下面是我们的ShuffleMapTask当中的runTask的方法,在这个方法当中主要是调用了我们的HashShuffleWrite当中的write方法来进行具体的写出操作
/**
*
*/
override def runTask(context: TaskContext): MapStatus = {
// Deserialize the RDD using the broadcast variable.
//反序列化的起始时间
val deserializeStartTime = System.currentTimeMillis()
// 获得反序列化器closureSerializer
val ser = SparkEnv.get.closureSerializer.newInstance()
// 调用反序列化器closureSerializer的deserialize()进行RDD和ShuffleDependency的反序列化,数据来源于taskBinary
val (rdd, dep) = ser.deserialize[(RDD[_], ShuffleDependency[_, _, _])](
ByteBuffer.wrap(taskBinary.value), Thread.currentThread.getContextClassLoader)
//计算Executor进行反序列化的时间
_executorDeserializeTime = System.currentTimeMillis() - deserializeStartTime
metrics = Some(context.taskMetrics)
var writer: ShuffleWriter[Any, Any] = null
try {
//获得shuffleManager
val manager = SparkEnv.get.shuffleManager
//根据partition指定分区的Shufflea获取Shuffle Writer,shuffleHandle是shuffle ID
//partitionId表示的是当前RDD的某个partition,也就是说write操作作用于partition之上
writer = manager.getWriter[Any, Any](dep.shuffleHandle, partitionId, context)
//针对RDD中的分区partition,调用rdd的iterator()方法后,再调用writer的write()方法,写数据
writer.write(rdd.iterator(partition, context).asInstanceOf[Iterator[_ <: Product2[Any, Any]]])
//停止writer,并返回标志位
writer.stop(success = true).get
} catch {
case e: Exception =>
try {
if (writer != null) {
writer.stop(success = false)
}
} catch {
case e: Exception =>
log.debug("Could not stop writer", e)
}
throw e
}
}
下面这个代码是我们的HashShuffleWrite的写方法的代码如下:
/**
* Write a bunch of records to this task's output
* 将一堆记录写入此任务的输出*/
/**
* 主要处理两件事:
* 1)判断是否需要进行聚合,比如和都要写入的话,那么先生成
* 然后再进行后续的写入工作
* 2)利用Partition函数来决定写入哪一个文件中.
*/
override def write(records: Iterator[Product2[K, V]]): Unit = {
//判断aggregator是否被定义,需要做Map端聚合操作
val iter = if (dep.aggregator.isDefined) {
if (dep.mapSideCombine) {//判断是否需要聚合,如果需要,聚合records执行map端的聚合
//汇聚工作,reducebyKey是一分为二的,一部在ShuffleMapTask中进行聚合
//另一部分在resultTask中聚合
dep.aggregator.get.combineValuesByKey(records, context)
} else {
records
}
} else {
require(!dep.mapSideCombine, "Map-side combine without Aggregator specified!")
records
}
//利用getPartition函数来决定写入哪一个文件中.
for (elem <- iter) {
//elem是类似于的键值对,以K为参数用partitioner计算其对应的值,
val bucketId = dep.partitioner.getPartition(elem._1)//获得该element需要写入的partitioner
//实际调用FileShuffleBlockManager.forMapTask进入数据写入
//bucketId文件名称,key elem._1,value elem._2
shuffle.writers(bucketId).write(elem._1, elem._2)
}
}
FileShuffleBlockResolver类的主要解析如下:
/**
* Manages assigning disk-based block writers to shuffle tasks.

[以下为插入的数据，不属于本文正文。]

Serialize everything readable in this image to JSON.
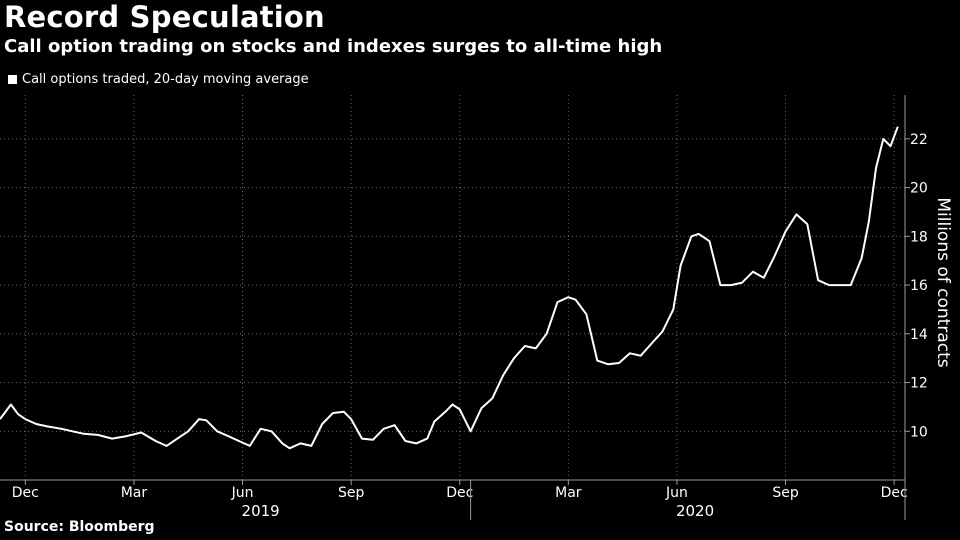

Each shuffle task gets one file
* per reducer (this set of files is called a ShuffleFileGroup).
* 管理分配基于磁盘的块写入器来随机播放任务,每个shuffle任务每个reducer获取一个文件(这组文件称为ShuffleFileGroup)
*
* As an optimization to reduce the number of physical shuffle files produced, multiple shuffle
* blocks are aggregated into the same file. There is one "combined shuffle file" per reducer
* per concurrently executing shuffle task. As soon as a task finishes writing to its shuffle
* files, it releases them for another task.
*
* 作为减少生成的物理随机播放文件数量的优化,多个shuffle块被聚合到同一个文件中,每个并发执行随机播放任务,每个reducer有一个“组合shuffle文件”
* 一旦任务完成对其随机播放文件的写入,它将释放它们用于另一个任务。
*
* Regarding the implementation of this feature, shuffle files are identified by a 3-tuple:
* 关于此功能的实现,随机播放文件由3元组标识:
* - shuffleId: The unique id given to the entire shuffle stage.给予整个洗牌阶段的唯一身份
* - bucketId: The id of the output partition (i.e., reducer id)输出分区的id(即reducer id)
* - fileId: The unique id identifying a group of "combined shuffle files." Only one task at a
* time owns a particular fileId, and this id is returned to a pool when the task finishes.
* 识别一组“组合的shuffle文件”的唯一ID,一次只有一个任务拥有一个特定的fileId,当任务完成时,这个id返回给一个池
* Each shuffle file is then mapped to a FileSegment, which is a 3-tuple (file, offset, length)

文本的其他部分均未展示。